Yazılı basında en çok rastladığımız içeriklerden biri, daha önce de altını çizdiğimiz gibi, İsrail Devleti ile ilgili eleştirel haberlerin Yahudi kimliğini temel alarak yapılıyor olması. İsrail’in Filistinlilere yönelik uygulamalarına referansla özellikle Türkiye’de yaşayan Yahudileri de sorumlu tutan, düşmanlaştıran bir dil hakim olabiliyor ve bu durum da toplumlar arasındaki kutuplaşmayı arttırıcı bir etkiye neden oluyor.

Sıkça rastladığımız bir diğer içerik de İsrail Devleti’nin Mescid-i Aksa’ya zorla girdiği bilgisini veren ve özellikle başlıklarda, yaşanan durumu Yahudi kimliği ile tanımlayan ve açıklayan haberler.

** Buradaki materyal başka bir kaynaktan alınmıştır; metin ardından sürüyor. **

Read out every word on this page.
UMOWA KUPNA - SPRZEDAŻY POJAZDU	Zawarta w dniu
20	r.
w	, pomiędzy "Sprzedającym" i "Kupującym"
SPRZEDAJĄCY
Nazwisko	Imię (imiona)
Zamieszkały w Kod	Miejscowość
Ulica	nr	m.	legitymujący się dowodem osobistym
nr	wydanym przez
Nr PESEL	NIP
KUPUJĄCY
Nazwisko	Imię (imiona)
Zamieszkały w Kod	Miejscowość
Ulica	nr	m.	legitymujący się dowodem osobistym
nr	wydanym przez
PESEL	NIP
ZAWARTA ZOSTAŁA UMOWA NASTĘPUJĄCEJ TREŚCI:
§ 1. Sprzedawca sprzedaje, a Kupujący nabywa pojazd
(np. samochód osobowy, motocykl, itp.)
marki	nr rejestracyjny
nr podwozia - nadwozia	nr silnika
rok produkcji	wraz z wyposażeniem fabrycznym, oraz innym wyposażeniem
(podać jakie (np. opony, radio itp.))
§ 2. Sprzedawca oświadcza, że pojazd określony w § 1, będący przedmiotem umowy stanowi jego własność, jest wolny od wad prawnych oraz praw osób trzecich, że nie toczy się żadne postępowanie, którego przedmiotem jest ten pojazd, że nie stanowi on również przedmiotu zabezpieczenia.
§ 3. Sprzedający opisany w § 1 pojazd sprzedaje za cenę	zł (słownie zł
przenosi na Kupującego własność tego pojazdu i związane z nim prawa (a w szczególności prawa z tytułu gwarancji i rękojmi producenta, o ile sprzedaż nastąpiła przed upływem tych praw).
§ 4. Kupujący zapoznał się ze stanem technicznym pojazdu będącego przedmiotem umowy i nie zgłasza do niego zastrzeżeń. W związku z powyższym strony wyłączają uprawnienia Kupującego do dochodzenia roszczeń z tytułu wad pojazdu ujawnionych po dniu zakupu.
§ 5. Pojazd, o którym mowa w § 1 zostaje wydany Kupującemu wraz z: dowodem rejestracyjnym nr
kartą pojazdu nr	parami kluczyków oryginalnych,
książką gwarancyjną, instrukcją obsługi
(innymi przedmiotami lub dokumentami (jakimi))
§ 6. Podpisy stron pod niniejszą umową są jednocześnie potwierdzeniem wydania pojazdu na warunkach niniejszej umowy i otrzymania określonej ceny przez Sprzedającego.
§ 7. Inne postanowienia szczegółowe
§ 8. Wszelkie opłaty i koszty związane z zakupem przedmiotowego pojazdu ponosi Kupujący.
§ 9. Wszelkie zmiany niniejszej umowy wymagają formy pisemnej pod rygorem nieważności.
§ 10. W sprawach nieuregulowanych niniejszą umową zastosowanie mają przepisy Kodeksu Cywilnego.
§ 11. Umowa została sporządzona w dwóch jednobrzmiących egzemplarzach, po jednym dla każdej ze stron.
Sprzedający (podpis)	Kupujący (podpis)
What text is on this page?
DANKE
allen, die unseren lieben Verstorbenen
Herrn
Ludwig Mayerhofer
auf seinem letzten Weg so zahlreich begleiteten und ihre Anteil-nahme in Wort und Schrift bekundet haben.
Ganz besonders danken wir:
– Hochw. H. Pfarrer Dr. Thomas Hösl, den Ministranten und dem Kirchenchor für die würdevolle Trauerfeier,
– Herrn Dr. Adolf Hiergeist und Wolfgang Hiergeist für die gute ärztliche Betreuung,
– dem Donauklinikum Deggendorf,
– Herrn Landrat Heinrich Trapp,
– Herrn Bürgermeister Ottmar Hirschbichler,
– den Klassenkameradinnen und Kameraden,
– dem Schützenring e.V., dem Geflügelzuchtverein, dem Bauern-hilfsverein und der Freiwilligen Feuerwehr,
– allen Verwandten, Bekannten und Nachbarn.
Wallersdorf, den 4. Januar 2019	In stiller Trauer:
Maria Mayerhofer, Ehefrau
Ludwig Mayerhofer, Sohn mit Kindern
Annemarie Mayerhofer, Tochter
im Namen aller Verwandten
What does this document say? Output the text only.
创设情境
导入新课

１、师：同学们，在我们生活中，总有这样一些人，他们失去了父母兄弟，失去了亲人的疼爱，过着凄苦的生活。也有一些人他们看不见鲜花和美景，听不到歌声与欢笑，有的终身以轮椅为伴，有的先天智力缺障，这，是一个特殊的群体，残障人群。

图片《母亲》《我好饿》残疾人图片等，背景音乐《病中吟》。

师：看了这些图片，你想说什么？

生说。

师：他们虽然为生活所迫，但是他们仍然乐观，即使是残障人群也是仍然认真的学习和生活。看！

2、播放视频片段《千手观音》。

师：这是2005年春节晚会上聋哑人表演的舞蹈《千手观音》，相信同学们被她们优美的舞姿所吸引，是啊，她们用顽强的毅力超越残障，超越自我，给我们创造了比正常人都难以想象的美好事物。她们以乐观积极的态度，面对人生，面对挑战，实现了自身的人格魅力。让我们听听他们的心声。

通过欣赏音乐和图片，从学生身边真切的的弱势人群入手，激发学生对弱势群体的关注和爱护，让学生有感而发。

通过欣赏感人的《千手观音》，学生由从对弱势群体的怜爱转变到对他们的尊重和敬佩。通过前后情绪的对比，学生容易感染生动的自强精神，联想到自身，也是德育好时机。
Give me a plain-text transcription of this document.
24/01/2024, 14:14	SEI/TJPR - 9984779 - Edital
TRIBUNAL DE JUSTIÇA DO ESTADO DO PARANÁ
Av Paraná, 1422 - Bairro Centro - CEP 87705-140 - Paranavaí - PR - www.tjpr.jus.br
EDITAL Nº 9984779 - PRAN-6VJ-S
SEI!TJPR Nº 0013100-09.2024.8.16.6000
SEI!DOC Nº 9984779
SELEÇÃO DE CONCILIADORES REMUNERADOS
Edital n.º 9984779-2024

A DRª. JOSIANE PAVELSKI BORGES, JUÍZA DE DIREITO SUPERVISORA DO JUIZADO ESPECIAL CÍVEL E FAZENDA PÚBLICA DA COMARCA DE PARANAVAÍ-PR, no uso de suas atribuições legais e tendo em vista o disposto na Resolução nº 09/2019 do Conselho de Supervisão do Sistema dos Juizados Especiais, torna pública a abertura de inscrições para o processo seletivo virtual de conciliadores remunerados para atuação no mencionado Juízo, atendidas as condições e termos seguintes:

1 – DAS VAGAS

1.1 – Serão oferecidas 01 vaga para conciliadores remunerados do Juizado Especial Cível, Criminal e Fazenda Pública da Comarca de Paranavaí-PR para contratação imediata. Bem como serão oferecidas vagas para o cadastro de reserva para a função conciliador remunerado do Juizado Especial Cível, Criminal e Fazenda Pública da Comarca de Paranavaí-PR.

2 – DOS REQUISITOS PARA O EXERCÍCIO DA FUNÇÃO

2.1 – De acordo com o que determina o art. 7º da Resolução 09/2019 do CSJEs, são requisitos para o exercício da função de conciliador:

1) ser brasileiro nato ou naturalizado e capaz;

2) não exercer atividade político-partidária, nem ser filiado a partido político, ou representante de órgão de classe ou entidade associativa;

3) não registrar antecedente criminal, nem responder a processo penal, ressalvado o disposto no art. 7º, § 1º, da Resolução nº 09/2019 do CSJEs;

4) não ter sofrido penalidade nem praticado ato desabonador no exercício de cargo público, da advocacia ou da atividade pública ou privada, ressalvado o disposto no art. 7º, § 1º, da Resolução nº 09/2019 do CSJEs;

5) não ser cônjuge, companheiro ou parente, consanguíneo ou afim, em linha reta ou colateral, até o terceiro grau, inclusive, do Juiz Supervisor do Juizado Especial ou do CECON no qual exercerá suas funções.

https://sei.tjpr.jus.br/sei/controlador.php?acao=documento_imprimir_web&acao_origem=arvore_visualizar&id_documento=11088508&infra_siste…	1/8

Son olarak yazılı basında, ‘faiz lobisi’, ‘dış mihrak’ söylemleri ile Yahudilere yönelik nefret söylemlerinin paralel bir şekilde ilerlediğini de söylemek mümkün.

 Bu paralellik için şunu söyleyebilir miyiz: “Nefret söylemine maruz kalan gruplar, kimlikler genellikle siyasi gündeme göre değişiklik gösteriyor.”

Evet, olaylara göre, bazı dönemlerde bazı kimlikler daha çok hedef gösterilebiliyor. Ancak özellikle altını çizmek gerekir ki uzun bir zamandır dört aylık raporlarımızda değişmeyen bir veri, yazılı basında hedef alınan gruplar arasında en çok Yahudi, Ermeni ve Hıristiyan kimliklerinin nefret söylemine maruz kalıyor olması. Bu ilk üç kategori siyasi gündeme göre kendi içinde yer değiştirse de sayıca en çok gayrimüslimlerin hedef alındığını söyleyebiliriz.

 Türkiye soysal medyayı en çok kullanan ülkeler arasında da yer alıyor. Sosyal medyanın bu derece etkin kullanılıyor olması nefret söylemlerini ve kişi ve grupların hedef haline getirilmesini sizce nasıl etkiliyor, etkileyecek?

Henüz sosyal medya üzerinde bir çalışmamız yok. Ancak bu mecranın, nefret söyleminin yeniden üretilmesinde, hızlı bir şekilde yaygınlaşmasında sıkça kullanıldığını söylememiz mümkün.